The jobs report released on Friday showed that the U.S. economy added 142,000 jobs last month which was far below the 200,000 expected by most analysts. This bad bit of economic news seemed to cause a knee-jerk reaction on Wall Street, and the DOW plunged over 200 points in early morning trading. The market soon recovered all of that loss and more, however, as it rallied strongly the rest of the day with the DOW closing at 16,472 and a 200 point gain. Investors likely realized (after the initial plunge) that the jobs report was actually "good" news as it points to slow economic growth and gives the Fed a good reason to further delay the first interest rate hike.
Technically speaking, Friday's market behavior was bullish, but all markets could be very volatile over the next two to three weeks so we shouldn't take large swings up or down too seriously. Despite Friday's rally, directional momentum remains nearly 100% bearish in the DOW, S&P 500 and NASDAQ. As I mentioned in Friday's blog, we enter another strong reversal zone for all markets this week so any rally may encounter resistance by Friday and start to turn down. I am going to raise my stop loss point for my short position in the DOW to a close over 17,000. This is a bit above the entry point of our Aug. 27 short position but below the entry of our Aug. 13 short position so if this stop is triggered we should not take any loss. An equivalent stop loss point in the S&P 500 would be at 2020. Holding my short position in the broad stock market and watching carefully any rally into this Friday.
Gold and silver could also continue their rally from last Friday into this week, but they too will encounter a strong reversal zone, especially in the second half of the week, and this could turn precious metal prices back down again. There is some resistance for gold at $1160 which I suggested as a stop point for our gold short position, but the critical level we do not want to see breached is $1170. The critical level for silver is $16. Any close above these prices would suggest that the market is turning bullish. We will watch carefully if any rally this week comes close to these numbers. We could get a strong bearish signal if either gold or silver breaches its critical price, but not both, as that would be a case of intermarket bearish divergence and could be a good spot to go short in silver. Holding my short position in gold but still out of silver.
In my last blog (early morning on Friday) I wrote: "A dollar surge would likely force precious metal prices lower. This may happen, but could the dollar take a dip first and push the metals higher? Yes, anything is possible in these markets right now; however, if the dollar drops, there is strong support at 95, and it could easily resume its rally from there, especially since its directional momentum is now strongly bullish."

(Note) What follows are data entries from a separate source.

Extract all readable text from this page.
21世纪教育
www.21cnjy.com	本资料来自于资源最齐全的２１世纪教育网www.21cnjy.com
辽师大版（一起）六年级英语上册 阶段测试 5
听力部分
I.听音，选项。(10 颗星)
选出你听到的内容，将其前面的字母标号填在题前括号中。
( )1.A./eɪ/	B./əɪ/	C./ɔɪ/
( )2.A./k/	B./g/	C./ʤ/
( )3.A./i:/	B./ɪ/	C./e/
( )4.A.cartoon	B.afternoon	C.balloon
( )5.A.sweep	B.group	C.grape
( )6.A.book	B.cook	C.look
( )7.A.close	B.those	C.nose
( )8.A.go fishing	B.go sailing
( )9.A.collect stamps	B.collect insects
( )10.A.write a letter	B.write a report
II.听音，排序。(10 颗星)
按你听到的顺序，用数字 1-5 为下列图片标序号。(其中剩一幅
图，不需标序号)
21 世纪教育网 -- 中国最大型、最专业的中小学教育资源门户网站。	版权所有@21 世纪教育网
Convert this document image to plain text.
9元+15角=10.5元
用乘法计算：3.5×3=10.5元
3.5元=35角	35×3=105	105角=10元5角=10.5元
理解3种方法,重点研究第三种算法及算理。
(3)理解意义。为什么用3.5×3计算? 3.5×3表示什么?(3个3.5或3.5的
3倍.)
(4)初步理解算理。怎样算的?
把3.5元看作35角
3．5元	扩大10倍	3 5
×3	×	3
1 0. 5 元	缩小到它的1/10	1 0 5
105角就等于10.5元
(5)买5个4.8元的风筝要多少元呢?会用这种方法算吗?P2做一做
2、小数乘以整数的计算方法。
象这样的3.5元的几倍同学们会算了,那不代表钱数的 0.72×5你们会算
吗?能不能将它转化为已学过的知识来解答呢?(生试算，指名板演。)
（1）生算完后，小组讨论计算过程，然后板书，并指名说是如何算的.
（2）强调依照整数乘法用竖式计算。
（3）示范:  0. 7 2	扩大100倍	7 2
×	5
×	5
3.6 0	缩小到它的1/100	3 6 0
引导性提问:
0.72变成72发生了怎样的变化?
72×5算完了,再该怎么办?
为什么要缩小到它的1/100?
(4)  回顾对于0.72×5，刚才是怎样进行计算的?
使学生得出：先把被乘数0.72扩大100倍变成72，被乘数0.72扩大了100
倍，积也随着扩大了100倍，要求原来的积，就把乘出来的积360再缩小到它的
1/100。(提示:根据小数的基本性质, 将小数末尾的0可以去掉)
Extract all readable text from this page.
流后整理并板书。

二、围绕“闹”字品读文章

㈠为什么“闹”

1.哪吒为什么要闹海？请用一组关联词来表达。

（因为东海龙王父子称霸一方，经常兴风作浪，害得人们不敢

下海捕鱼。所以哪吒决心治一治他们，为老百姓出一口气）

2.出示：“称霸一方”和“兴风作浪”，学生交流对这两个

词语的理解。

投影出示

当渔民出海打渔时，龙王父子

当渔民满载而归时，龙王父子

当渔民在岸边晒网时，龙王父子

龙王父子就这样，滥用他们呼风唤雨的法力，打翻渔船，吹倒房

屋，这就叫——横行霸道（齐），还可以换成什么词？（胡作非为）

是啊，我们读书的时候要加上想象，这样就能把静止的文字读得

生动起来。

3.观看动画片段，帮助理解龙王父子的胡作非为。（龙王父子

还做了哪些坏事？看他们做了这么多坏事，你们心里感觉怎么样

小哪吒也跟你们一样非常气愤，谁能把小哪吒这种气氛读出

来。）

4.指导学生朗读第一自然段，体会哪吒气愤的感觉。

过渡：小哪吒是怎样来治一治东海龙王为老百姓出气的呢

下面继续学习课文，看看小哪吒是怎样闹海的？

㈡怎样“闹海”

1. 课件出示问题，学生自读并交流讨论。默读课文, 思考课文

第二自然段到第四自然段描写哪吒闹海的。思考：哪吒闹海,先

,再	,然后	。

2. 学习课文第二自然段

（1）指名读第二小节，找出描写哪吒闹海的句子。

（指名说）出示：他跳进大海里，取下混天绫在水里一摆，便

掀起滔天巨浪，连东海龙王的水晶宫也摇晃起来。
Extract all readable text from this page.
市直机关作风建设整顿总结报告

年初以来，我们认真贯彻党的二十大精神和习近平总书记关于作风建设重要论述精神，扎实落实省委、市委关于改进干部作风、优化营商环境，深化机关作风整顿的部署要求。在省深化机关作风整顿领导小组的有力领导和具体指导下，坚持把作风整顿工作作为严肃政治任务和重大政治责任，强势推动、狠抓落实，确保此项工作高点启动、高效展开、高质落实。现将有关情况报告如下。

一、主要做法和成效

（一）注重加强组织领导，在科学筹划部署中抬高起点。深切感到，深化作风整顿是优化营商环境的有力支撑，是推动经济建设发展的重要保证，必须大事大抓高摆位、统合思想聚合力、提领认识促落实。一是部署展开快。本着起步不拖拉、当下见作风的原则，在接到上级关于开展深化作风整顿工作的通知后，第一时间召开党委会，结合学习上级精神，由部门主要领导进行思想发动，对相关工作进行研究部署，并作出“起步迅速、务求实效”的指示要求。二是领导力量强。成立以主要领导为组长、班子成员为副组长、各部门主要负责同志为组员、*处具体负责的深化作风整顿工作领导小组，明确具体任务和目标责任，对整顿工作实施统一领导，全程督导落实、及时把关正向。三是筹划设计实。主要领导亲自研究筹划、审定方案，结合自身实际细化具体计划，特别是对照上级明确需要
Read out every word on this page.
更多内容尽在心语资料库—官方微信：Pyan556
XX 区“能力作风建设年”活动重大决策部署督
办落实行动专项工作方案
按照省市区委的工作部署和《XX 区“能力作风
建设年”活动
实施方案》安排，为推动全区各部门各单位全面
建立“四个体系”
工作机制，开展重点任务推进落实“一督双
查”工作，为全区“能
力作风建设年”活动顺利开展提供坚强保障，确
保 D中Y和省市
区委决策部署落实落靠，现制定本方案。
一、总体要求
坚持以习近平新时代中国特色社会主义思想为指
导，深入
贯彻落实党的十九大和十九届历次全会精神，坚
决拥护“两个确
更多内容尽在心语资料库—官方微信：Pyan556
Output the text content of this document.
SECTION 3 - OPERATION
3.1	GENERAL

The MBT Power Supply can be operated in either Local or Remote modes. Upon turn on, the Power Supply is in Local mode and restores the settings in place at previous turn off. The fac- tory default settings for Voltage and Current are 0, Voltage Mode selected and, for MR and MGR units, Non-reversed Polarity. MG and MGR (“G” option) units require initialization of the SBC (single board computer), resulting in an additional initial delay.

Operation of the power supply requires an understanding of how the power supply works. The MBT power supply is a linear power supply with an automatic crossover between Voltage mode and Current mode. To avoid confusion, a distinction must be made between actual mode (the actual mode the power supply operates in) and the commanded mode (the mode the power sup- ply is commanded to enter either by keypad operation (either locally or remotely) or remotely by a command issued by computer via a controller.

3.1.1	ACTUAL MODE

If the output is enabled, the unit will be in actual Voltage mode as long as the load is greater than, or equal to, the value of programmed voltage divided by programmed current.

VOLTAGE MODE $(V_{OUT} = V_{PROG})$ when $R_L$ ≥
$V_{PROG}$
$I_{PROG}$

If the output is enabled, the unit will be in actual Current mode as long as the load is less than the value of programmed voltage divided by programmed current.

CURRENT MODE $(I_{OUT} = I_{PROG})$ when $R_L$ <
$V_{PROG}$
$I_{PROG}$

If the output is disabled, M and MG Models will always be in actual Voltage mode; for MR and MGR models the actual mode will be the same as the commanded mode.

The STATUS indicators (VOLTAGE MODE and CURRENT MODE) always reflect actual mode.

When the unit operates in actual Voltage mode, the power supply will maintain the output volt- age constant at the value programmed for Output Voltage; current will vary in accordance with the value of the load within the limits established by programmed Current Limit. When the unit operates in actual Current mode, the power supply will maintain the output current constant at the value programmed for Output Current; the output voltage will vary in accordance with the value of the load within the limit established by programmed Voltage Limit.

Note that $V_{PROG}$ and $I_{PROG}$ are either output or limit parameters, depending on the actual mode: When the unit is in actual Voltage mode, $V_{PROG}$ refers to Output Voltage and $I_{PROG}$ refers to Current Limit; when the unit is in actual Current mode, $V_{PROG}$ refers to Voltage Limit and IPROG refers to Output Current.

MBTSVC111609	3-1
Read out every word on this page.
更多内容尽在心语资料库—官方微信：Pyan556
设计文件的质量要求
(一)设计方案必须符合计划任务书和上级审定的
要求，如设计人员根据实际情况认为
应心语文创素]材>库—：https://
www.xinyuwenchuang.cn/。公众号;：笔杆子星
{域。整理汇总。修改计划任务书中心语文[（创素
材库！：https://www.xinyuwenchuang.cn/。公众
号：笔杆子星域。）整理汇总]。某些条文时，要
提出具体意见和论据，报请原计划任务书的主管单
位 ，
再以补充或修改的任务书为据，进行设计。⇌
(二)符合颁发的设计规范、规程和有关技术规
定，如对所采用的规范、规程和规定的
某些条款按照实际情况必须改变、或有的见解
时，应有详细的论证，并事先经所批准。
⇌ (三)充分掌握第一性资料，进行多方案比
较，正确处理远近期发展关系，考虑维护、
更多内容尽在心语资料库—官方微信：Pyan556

The dollar did indeed make a significant dip on Friday and nearly touched 95 before bouncing back up and closing at 95.91. Directional momentum in the U.S. Dollar Index is still strongly bullish so if the 95 support holds, we could see the dollar push higher and put downward pressure on gold and silver prices.
There are currently some short-term chart patterns that are suggesting an imminent rally in crude oil prices; however, directional momentum is still very bearish for crude so we can't be certain if they are valid. Should such a rally materialize, we could see prices go as high as $54. This coming Friday and the following Monday is a strong reversal zone for crude oil. If prices edge lower into Wed.-Fri. this week and touch or go below last week's low ($43.97) I will consider going long for a possible rally to $50 or higher. On the other hand, if crude doesn't move lower and instead rallies strongly into Friday (above $50), I may consider a short position. On the sidelines of crude oil for now.